Una avalancha en Nepal, desencadenada por lluvias intensas, provocó inundaciones que han dejado al menos 95 personas fallecidas y cientos de desaparecidas, según informes oficiales. El desastre ocurrió el 26 de agosto en el distrito de Rasuwa, en el norte del país, y afectó localidades cercanas como Sindhupalchok y Dolakha. Las autoridades reportan que las condiciones climáticas extremas, combinadas con la topografía montañosa, dificultaron las operaciones de rescate, mientras las comunidades locales luchan por sobrevivir en medio de los escombros.

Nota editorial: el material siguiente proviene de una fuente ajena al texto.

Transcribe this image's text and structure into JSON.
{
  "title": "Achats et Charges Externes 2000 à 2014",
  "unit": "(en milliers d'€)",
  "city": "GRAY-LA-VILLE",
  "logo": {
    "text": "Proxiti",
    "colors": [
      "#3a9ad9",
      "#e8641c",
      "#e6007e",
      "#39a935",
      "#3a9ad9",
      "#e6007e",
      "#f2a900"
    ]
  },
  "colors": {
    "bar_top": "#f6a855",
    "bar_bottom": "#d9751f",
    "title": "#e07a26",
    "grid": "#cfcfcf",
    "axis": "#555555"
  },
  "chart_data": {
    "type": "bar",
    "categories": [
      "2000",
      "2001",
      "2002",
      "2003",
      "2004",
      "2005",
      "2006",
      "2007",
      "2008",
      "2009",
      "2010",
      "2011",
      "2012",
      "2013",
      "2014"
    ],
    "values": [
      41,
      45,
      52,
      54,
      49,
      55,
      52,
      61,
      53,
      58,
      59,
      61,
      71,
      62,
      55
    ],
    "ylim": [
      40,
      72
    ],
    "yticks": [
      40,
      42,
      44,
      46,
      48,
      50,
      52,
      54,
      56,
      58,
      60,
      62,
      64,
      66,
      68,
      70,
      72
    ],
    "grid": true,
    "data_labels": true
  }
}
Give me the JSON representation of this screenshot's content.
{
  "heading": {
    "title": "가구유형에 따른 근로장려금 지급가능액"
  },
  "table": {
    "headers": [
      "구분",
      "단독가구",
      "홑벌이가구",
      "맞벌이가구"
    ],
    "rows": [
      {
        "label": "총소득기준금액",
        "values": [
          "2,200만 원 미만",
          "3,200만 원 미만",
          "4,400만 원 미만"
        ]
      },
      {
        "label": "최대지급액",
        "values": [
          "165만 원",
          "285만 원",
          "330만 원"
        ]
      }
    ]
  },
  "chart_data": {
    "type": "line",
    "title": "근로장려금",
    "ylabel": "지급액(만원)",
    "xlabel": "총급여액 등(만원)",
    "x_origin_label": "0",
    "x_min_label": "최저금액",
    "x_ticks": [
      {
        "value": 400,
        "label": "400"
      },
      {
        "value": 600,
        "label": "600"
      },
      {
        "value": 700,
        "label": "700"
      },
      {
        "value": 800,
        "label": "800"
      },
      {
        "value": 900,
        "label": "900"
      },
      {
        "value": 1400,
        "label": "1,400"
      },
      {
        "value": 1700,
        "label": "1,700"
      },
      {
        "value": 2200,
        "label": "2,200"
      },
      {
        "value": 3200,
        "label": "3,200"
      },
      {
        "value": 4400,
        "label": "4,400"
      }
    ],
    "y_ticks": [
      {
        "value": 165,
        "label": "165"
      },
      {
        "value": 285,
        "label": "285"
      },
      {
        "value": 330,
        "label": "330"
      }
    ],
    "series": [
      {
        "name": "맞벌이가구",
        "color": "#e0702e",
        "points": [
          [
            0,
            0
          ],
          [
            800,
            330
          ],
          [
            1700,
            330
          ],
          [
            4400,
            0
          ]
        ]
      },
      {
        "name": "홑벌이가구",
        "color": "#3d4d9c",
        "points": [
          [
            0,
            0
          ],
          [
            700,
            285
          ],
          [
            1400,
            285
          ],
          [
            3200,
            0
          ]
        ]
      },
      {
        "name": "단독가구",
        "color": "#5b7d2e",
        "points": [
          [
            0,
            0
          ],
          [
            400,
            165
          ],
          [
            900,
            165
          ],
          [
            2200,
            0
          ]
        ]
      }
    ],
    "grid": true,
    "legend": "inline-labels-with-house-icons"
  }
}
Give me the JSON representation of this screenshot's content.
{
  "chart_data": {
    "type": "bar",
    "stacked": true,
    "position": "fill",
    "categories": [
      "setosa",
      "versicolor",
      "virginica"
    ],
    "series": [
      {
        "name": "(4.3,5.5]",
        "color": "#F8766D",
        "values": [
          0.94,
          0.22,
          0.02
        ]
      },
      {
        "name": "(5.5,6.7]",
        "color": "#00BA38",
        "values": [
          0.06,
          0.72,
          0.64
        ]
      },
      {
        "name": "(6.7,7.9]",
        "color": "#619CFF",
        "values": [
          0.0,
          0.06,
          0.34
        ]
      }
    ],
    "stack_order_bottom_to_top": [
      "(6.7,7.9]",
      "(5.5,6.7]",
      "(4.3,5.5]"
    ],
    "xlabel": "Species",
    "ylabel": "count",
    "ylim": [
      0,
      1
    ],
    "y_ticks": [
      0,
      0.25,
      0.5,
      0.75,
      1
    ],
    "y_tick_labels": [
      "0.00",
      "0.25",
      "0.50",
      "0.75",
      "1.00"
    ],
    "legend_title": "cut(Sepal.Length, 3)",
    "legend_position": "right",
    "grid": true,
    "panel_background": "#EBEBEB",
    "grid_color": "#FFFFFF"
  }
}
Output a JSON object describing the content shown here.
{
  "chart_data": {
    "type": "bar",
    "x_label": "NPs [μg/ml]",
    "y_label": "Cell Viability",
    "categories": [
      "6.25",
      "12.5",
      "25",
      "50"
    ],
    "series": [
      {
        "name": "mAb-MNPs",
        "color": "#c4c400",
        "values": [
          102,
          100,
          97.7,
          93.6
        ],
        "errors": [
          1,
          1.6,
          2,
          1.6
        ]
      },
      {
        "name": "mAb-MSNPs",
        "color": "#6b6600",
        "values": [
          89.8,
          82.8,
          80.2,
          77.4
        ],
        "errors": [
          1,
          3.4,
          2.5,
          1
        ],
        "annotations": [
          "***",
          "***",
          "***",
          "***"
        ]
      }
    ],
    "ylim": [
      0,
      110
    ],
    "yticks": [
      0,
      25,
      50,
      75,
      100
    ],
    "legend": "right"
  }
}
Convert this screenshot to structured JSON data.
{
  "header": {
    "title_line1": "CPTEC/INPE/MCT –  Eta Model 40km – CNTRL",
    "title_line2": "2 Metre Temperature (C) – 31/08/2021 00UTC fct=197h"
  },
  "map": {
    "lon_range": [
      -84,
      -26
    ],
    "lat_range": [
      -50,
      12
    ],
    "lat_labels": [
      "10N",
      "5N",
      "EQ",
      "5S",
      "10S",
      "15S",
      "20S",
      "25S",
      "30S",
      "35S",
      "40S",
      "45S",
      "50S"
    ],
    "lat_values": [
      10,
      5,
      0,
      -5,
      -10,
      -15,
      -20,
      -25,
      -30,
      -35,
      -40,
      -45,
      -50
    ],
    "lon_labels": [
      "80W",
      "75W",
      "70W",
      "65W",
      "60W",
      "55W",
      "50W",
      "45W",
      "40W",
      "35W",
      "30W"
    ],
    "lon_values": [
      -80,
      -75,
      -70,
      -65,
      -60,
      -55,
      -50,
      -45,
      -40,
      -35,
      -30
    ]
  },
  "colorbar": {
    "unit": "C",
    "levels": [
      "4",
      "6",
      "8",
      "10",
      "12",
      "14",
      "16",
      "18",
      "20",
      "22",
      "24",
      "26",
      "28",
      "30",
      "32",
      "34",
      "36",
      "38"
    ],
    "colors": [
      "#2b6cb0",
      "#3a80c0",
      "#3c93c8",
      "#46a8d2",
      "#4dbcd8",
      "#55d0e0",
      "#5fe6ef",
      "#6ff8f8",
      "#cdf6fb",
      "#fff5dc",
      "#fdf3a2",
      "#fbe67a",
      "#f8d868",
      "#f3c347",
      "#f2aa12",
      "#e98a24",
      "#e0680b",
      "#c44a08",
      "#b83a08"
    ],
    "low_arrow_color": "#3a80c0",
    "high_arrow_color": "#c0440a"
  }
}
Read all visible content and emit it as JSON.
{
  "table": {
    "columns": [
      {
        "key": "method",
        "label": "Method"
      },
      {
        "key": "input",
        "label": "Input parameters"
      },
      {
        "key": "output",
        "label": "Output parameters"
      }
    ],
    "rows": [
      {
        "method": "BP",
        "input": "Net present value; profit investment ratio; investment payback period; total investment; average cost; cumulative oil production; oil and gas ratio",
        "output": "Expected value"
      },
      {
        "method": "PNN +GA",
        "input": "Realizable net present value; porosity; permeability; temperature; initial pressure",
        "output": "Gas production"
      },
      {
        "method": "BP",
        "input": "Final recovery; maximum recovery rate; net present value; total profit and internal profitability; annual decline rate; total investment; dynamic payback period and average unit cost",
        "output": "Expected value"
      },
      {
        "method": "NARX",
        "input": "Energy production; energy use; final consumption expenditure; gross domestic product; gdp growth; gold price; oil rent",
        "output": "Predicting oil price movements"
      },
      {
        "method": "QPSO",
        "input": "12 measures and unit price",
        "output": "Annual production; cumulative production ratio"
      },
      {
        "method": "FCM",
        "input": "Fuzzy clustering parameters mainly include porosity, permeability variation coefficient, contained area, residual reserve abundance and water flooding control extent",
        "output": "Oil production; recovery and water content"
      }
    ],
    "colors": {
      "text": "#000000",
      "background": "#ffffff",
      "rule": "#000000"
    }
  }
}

Las víctimas incluyen a residentes de aldeas rurales y trabajadores de proyectos de infraestructura, según declaraciones del Ministerio de Gestión de Desastres de Nepal. Las inundaciones arrasaron casas, carreteras y cultivos, dejando a miles sin acceso a servicios básicos. Las labores de rescate se llevan a cabo con la ayuda de equipos nacionales y organizaciones internacionales, aunque las condiciones climáticas adversas, como tormentas y deslizamientos, han retrasado los esfuerzos. La incertidumbre sobre el número exacto de desaparecidos persiste, ya que muchas zonas permanecen inaccesibles.
Nepal, un país vulnerable a desastres naturales debido a su ubicación en la zona tectónica de la Cordillera del Himalaya y su dependencia de la agricultura, enfrenta recurrentemente eventos como inundaciones, avalanchas y terremotos. En los últimos años, el cambio climático ha exacerbado la frecuencia e intensidad de estos fenómenos, lo que ha generado preocupación entre expertos. Aunque el gobierno ha implementado planes de mitigación, la falta de recursos y la infraestructura frágil limitan la capacidad de respuesta ante emergencias.
Las autoridades han anunciado la creación de un comité de investigación para evaluar las causas del desastre y mejorar las estrategias de prevención. Además, se están coordinando esfuerzos con organizaciones como la ONU para proporcionar ayuda humanitaria, incluyendo alimentos, agua potable y refugios temporales. Sin embargo, los expertos advierten que sin inversiones sostenidas en educación ambiental y construcción resiliente, eventos similares podrían repetirse con mayor gravedad en el futuro.